According to the in silico predictions, the donor splice sites of exons 2 and 3 are relatively weaker in comparison to the acceptor splice sites of GLA exons 3 and 4. Although the first two nucleotides that are excluded in the alternatively spliced sequence of exon 3 are guanines, therefore not corresponding to a canonical donor splicing consensus motif, the terminal sequence of exon 3 remaining in the c.del486-547 transcript contains a putative high-score ESE binding site for Serine/Arginine-rich protein 40 (SRp40), which is one of the key proteins involved in the recruitment of spliceosomal components (12). These conditions would favor the alternative recognition of a non-canonical donor splice site within exon 3 that might explain the generation of the GLA c.del486-547 transcript.
The overexpression of a cryptic exon in intron 4, leading to extremely unbalanced ratios of the c.639ins + 57 over the wildtype GLA transcript, has already been identified as the underlying cause of deficient αGal activity in (i) patients with the cardiac variant of FD associated with carrying the mid-intronic g.9331G > A/c.640-801G > A SNP (rs199473684) [http://www.ncbi.nlm.nih.gov/projects/SNP/snp_ref.cgi? rs = 199473684] originally reported as c.639 + 919G > A (4) mapping 4 nucleotides before the 3’ end of the cryptic exon, who exhibited REA at ≈10% of the normal level (4); and (ii) in a patient with the classic phenotype of FD and who exhibited REA at ≈1% of the normal level (8), associated with the novel mid-intronic variant g.9273C > T/c.640-859C > T originally reported as c.861-5C > T (8) mapping 5 nucleotides upstream from the beginning of the cryptic exon.

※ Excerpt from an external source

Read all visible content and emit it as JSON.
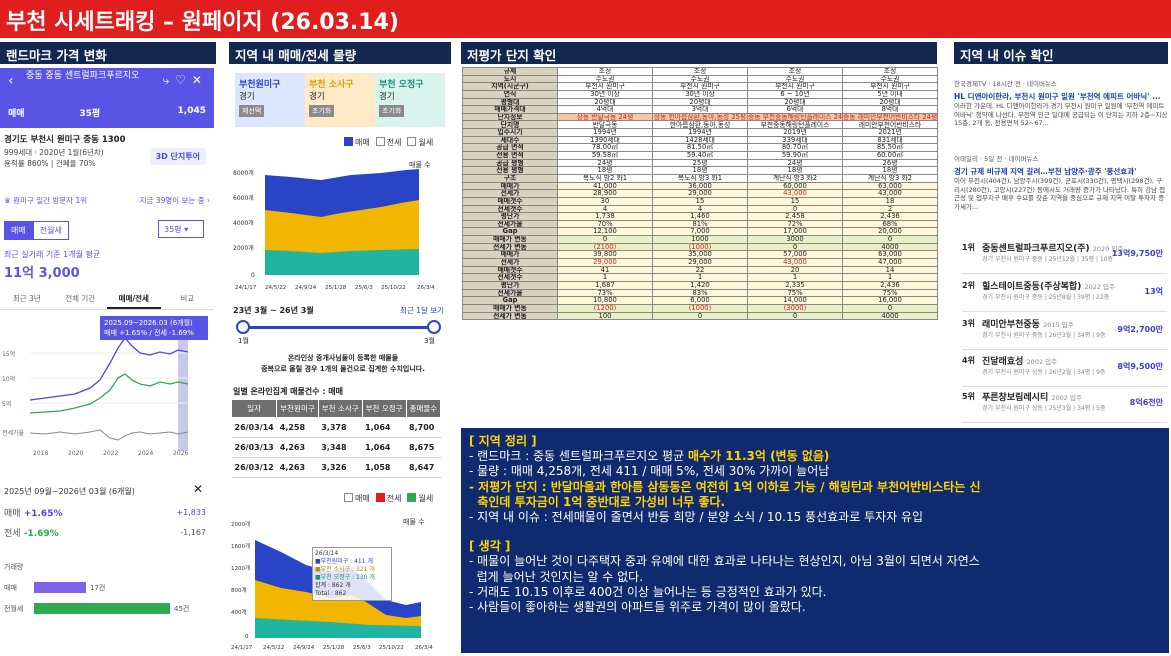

The hypothesis that the non-canonical c.639ins + 57 GLA transcript is overexpressed in patients carrying the g.9331G > A SNP due to increased recognition of the alternative splicing by an A/C-rich enhancer-type ESE (4), generated by the G > A transition, has been disputed (22) since that SNP occurs at a non-consensus site of the cryptic donor splice site and there are no functional ESE motifs (23) within the surrounding intronic region. Bioinformatic analyses of the g.9273C > T variant indicated that this transition does not significantly change the predicted acceptor site score, in comparison to the wildtype sequence, and that the highly predominant expression of the c.639ins + 57 transcript might be explained by the creation of a novel ESE (8).
The alternatively spliced c.639ins + 57 transcript was not identified in any of our study patients, suggesting that the c.640-859C > T and the c.640-801G > A (rs199473684) intronic variants are uncommon in the Portuguese population.
As a conclusion, we hypothesise that the production of alternatively spliced GLA transcripts containing PTCs might be physiologically involved in the post-transcriptional regulation of GLA gene expression, and that its dysregulated overexpression, especially if limited to specific cells or tissues, might be the cause of Gb3 storage in affected tissues with no pathogenic mutation identified in the GLA gene, like the recently described Gb3-associated cardiomyopathy (24). Elucidation of the mechanism underlying the production of these abnormal GLA transcripts, and of their biological consequences, warrants further investigation as they may contribute important new data to the understanding of the molecular pathology of FD and Gb3-related disorders.